Acceptez mes excuses et mes regrets d’avoir si mal rempli votre attente ; et croyez qu’à tout évènement, et malgré toutes les apparences, je ne cesserai de vous rendre justice, et d’avoir pour vous une affection dont j’aurais aimé que vous ne doutassiez pas, mais qui est indépendante même de votre manière de sentir à mon égard. »


A cette lettre de Fauriel, Villers répondit aussitôt :

« Ce n’est point de votre bienveillance et de l’amitié personnelle que vous m’accordez, mon cher Fauriel, que j’ai jamais douté ; mais j’avoue que j’ai été affecté, dans l’explication que nous eûmes chez vous, un matin, de vous voir m’accuser, avec une très grande vivacité, de déprécier gratuitement la France, de relever outre-mesure l’Allemagne, etc. Ce n’est pas, comme vous le dites, une partialité peu philosophique qui me fait incliner pour la culture morale et intellectuelle de l’Allemagne protestante. C’est, j’ose le dire, un sentiment de préférence très motivé, fondé sur dix ans d’études et d’observations. Si vous connaissiez mieux les bases de ma conviction, si nous avions vécu davantage ensemble vous trouveriez peut-être quelque chose de plus noble et de plus raisonnable que ce qu’on a coutume de désigner par l’odieux nom de -partialité. Convenez qu’il a dû être pénible pour moi de les voir ainsi méconnaître par vous, que j’avais cru plus capable que personne de les apprécier.

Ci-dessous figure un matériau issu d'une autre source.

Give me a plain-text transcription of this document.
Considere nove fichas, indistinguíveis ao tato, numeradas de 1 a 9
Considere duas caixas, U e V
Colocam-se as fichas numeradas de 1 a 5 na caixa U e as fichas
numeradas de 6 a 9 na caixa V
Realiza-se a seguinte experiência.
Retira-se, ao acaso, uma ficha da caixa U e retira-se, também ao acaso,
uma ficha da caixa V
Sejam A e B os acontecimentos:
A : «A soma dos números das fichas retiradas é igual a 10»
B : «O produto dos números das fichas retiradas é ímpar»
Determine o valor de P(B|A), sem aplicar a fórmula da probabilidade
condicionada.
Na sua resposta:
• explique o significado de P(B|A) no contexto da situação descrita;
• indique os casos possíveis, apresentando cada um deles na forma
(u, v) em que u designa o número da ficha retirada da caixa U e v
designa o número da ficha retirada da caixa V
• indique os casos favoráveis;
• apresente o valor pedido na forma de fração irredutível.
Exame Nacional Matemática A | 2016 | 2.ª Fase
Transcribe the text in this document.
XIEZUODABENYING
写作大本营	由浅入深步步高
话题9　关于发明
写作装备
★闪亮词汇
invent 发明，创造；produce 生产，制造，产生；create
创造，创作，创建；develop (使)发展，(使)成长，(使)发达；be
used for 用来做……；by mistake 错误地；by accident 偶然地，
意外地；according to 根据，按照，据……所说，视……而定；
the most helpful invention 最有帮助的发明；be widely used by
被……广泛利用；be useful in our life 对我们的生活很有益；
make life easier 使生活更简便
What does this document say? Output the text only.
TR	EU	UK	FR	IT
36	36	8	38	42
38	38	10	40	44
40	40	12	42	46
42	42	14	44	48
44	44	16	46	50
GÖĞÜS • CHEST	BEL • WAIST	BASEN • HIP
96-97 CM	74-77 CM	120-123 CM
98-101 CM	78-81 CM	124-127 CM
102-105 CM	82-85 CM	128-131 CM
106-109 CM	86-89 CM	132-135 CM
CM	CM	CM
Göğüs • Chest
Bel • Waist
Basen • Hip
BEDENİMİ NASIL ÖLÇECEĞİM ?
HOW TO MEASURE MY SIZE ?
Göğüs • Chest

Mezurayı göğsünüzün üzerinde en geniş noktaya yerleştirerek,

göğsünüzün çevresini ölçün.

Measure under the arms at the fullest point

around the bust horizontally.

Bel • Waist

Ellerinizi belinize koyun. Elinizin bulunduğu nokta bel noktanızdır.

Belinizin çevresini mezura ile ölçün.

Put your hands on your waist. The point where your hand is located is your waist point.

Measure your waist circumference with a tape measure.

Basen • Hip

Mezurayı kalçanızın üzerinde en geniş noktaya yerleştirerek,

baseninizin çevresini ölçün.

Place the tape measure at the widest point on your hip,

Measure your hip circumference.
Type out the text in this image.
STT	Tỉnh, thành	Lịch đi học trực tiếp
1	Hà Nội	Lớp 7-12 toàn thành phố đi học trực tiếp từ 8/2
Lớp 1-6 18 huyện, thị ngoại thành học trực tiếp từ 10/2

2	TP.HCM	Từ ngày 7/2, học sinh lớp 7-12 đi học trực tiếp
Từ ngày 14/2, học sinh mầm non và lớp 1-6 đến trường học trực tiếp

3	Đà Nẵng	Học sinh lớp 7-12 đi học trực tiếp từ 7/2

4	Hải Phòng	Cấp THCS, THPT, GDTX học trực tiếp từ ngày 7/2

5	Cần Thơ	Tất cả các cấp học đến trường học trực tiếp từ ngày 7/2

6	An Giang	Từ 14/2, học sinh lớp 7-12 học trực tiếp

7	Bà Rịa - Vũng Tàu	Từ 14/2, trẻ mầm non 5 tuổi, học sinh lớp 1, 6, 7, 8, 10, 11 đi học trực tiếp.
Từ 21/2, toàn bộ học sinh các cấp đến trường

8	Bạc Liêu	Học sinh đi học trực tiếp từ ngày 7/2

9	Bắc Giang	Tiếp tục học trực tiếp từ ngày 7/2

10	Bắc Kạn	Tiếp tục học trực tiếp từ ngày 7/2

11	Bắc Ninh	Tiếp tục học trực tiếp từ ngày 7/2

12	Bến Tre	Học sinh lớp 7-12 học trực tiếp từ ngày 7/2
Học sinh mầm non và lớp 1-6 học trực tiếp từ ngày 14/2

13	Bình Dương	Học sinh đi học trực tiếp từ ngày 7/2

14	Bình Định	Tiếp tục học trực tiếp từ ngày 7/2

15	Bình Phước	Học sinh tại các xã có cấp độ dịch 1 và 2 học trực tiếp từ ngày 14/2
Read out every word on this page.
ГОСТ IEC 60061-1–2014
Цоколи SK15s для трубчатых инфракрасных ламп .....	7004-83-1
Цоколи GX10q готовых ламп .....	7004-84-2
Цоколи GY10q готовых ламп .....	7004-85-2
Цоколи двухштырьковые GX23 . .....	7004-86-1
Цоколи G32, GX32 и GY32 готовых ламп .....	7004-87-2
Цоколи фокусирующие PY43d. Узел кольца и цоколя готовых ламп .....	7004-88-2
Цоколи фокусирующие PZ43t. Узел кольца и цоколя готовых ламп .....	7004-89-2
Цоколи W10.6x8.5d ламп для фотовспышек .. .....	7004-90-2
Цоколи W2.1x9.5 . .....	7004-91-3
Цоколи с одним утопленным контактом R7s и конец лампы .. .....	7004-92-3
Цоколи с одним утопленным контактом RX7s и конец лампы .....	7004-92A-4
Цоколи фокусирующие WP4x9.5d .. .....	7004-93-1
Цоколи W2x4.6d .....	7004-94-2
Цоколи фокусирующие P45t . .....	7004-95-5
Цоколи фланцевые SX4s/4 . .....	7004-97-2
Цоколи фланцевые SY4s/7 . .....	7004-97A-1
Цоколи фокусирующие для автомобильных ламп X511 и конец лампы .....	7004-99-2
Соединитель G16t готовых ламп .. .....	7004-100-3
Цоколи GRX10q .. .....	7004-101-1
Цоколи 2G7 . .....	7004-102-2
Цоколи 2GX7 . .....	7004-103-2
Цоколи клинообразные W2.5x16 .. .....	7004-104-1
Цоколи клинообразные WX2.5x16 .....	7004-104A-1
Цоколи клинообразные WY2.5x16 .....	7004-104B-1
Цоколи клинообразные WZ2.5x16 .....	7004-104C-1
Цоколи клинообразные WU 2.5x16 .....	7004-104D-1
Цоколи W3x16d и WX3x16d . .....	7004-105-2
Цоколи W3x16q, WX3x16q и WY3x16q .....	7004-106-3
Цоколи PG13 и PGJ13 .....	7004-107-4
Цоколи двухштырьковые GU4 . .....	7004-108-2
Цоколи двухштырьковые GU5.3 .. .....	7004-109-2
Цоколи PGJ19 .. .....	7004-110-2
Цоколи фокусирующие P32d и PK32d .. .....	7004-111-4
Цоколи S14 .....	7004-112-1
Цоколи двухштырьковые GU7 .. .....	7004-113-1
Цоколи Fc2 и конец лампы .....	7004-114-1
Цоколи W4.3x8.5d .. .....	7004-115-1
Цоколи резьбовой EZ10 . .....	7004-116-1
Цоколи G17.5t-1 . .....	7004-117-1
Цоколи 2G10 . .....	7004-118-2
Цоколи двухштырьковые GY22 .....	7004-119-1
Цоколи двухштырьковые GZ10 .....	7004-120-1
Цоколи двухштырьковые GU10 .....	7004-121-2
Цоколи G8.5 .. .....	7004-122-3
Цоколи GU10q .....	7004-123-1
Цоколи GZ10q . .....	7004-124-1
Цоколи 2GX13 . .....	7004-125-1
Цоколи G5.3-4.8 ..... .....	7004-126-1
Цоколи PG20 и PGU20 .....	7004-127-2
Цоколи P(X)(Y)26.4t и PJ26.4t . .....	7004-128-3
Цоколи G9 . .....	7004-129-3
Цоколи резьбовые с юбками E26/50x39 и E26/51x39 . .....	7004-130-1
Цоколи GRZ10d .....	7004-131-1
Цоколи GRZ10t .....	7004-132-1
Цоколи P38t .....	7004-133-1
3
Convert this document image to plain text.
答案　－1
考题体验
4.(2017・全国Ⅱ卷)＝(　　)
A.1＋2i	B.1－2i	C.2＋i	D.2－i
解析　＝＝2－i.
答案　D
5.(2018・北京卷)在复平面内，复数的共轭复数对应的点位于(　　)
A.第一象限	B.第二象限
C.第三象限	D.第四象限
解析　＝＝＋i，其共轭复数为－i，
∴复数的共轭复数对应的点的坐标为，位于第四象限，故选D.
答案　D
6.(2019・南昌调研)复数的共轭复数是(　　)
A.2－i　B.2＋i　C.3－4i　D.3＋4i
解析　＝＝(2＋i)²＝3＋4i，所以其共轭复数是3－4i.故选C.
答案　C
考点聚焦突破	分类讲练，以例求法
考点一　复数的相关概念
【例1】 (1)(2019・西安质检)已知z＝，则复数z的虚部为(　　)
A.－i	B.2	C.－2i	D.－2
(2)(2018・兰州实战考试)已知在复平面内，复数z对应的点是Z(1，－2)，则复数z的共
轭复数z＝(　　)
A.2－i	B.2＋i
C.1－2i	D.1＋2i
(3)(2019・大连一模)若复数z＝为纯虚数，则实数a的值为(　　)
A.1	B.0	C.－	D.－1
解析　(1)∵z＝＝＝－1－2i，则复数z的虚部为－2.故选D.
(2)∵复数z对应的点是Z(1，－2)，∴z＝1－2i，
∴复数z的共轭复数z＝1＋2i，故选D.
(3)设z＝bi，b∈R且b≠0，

« Quant à l’extrait que vous avez commencé de mon ouvrage dans la Décade, et dont je suis très loin d’être mécontent, je vous prie sincèrement de vouloir bien le continuer. Je vous ai fait une observation sur le code prussien, au sujet duquel vous aviez pris le change, — une autre au sujet de l’orientalisme des théologiens protestans, sur lequel vous preniez aussi le change[2]. Mais que cela ne change rien au reste de votre travail. — Vous m’avez dit, il est vrai, en termes fort clairs, que vous croyez beaucoup moins que moi à l’influence de la Réformation. J’y croyais aussi beaucoup moins, quand j’ai commencé à l’étudier sérieusement, et j’imagine qu’alors j’aurais nié et traité de chimère ce qu’on m’aurait dit à ce sujet. Ce n’est qu’en y regardant de très près, et en remontant à toutes les sources, que s’est découverte à mes yeux toute la fertilité de ce grand évènement, qui a occupé presque exclusivement les cabinets et les têtes pensantes de l’Europe entière, depuis 1520 jusqu’en 1648. — Il se fait de la besogne, pendant cent vingt-huit ans

  1. Ce second article, en effet, n’a pas été imprimé. Ce ne fut que plusieurs mois après, à la fin du quatrième trimestre de la Décade de l’an XII, page 538, qu’on inséra sur l’ouvrage de Villers un second extrait qui n’est pas de Fauriel.
  2. Fauriel, dans son article, tint compte de ces deux observations et retira les critiques qui s’y rapportaient.